Allein in der Frickenhäuser Straße leben momentan 34 Kinder, rechnet Kerstin Wirsing von der Bürgerinitiative vor: „Und die gehen alle jeden Morgen in die Schule oder in den Kindergarten. Am Nachmittag zum Turnen oder einfach nur in die Nachbarschaft zum Spielen.“ Sie erinnerte daran, dass bereits 1975 ein Kind vor der alten Schule überfahren worden war. Seitdem habe sich an der Straße und der Verkehrsführung nichts geändert, nur die Zahl der passierenden Fahrzeuge sei rasant angestiegen.
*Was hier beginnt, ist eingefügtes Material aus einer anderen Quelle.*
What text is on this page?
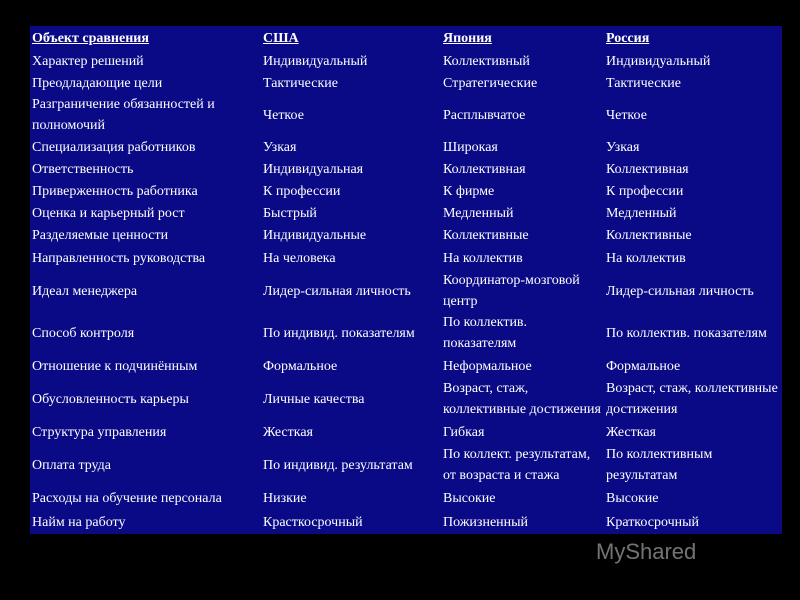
Объект сравнения	США	Япония	Россия
Характер решений	Индивидуальный	Коллективный	Индивидуальный
Преодладающие цели	Тактические	Стратегические	Тактические
Разграничение обязанностей и полномочий	Четкое	Расплывчатое	Четкое
Специализация работников	Узкая	Широкая	Узкая
Ответственность	Индивидуальная	Коллективная	Коллективная
Приверженность работника	К профессии	К фирме	К профессии
Оценка и карьерный рост	Быстрый	Медленный	Медленный
Разделяемые ценности	Индивидуальные	Коллективные	Коллективные
Направленность руководства	На человека	На коллектив	На коллектив
Идеал менеджера	Лидер-сильная личность	Координатор-мозговой центр	Лидер-сильная личность
Способ контроля	По индивид. показателям	По коллектив. показателям	По коллектив. показателям
Отношение к подчинённым	Формальное	Неформальное	Формальное
Обусловленность карьеры	Личные качества	Возраст, стаж, коллективные достижения	Возраст, стаж, коллективные достижения
Структура управления	Жесткая	Гибкая	Жесткая
Оплата труда	По индивид. результатам	По коллект. результатам, от возраста и стажа	По коллективным результатам
Расходы на обучение персонала	Низкие	Высокие	Высокие
Найм на работу	Красткосрочный	Пожизненный	Краткосрочный
MyShared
Sie hat übrigens neben vielen Politikern auch den Unternehmer aus Kleinrinderfeld angeschrieben, der in Frickenhausen abbauen will und um ein Gespräch gebeten. Eine Reaktion habe sie bisher nicht erhalten. Zusammen mit ihren Nachbarn hofft sie aber noch auf einen sachlichen Dialog. Auch ein Treffen mit dem Frickenhäuser Gemeinderat verlief wenig erfreulich aus Sicht der Segnitzer. Und das, obwohl die Gemeinden in der Allianz Südliches Maindreieck und im Abwasserverband zusammenarbeiten.

Abbau schwer zu verhindern

Die Abgeordnete Kerstin Celina hörte sich alle Sorgen der Bürger geduldig an. Als sie schließlich das Wort ergriff, klang das zunächst nur mäßig ermutigend. Sie betonte, dass der momentane Bauboom Projekte wie den geplanten Muschelkalkabbau fördere. Dass im Rahmen der Interessensfreiheit auch Wirtschaftsunternehmen Rechte hätten. „Sie werden den Abbau vermutlich nicht komplett verhindern können“, machte sie klar. „Die eine Möglichkeit ist es, den Verkehr so unbequem und teuer wie möglich zu machen.“

Von einigen Anwesenden kommt der Vorschlag, den Abtransport des Gesteins über den Main zu organisieren. Ein Schiffsanleger wäre sogar noch vorhanden. Die andere Möglichkeit: Gelbbauchunke und Zauneidechse, die vielleicht in dem Gebiet ansiedeln. Was auch immer die Lösung bringen wird: Die Segnitzer lassen keinen Zweifel daran, dass sie alles tun werden, um ihren Ort zu schützen. Noch steht das Genehmigungsverfahren im Anfangsstadium, bis der erste zusätzliche LKW tatsächlich rollt, kann es noch zwei Jahre dauern. Und wenn es nach den Segnitzern geht, wird es gar nicht erst soweit kommen.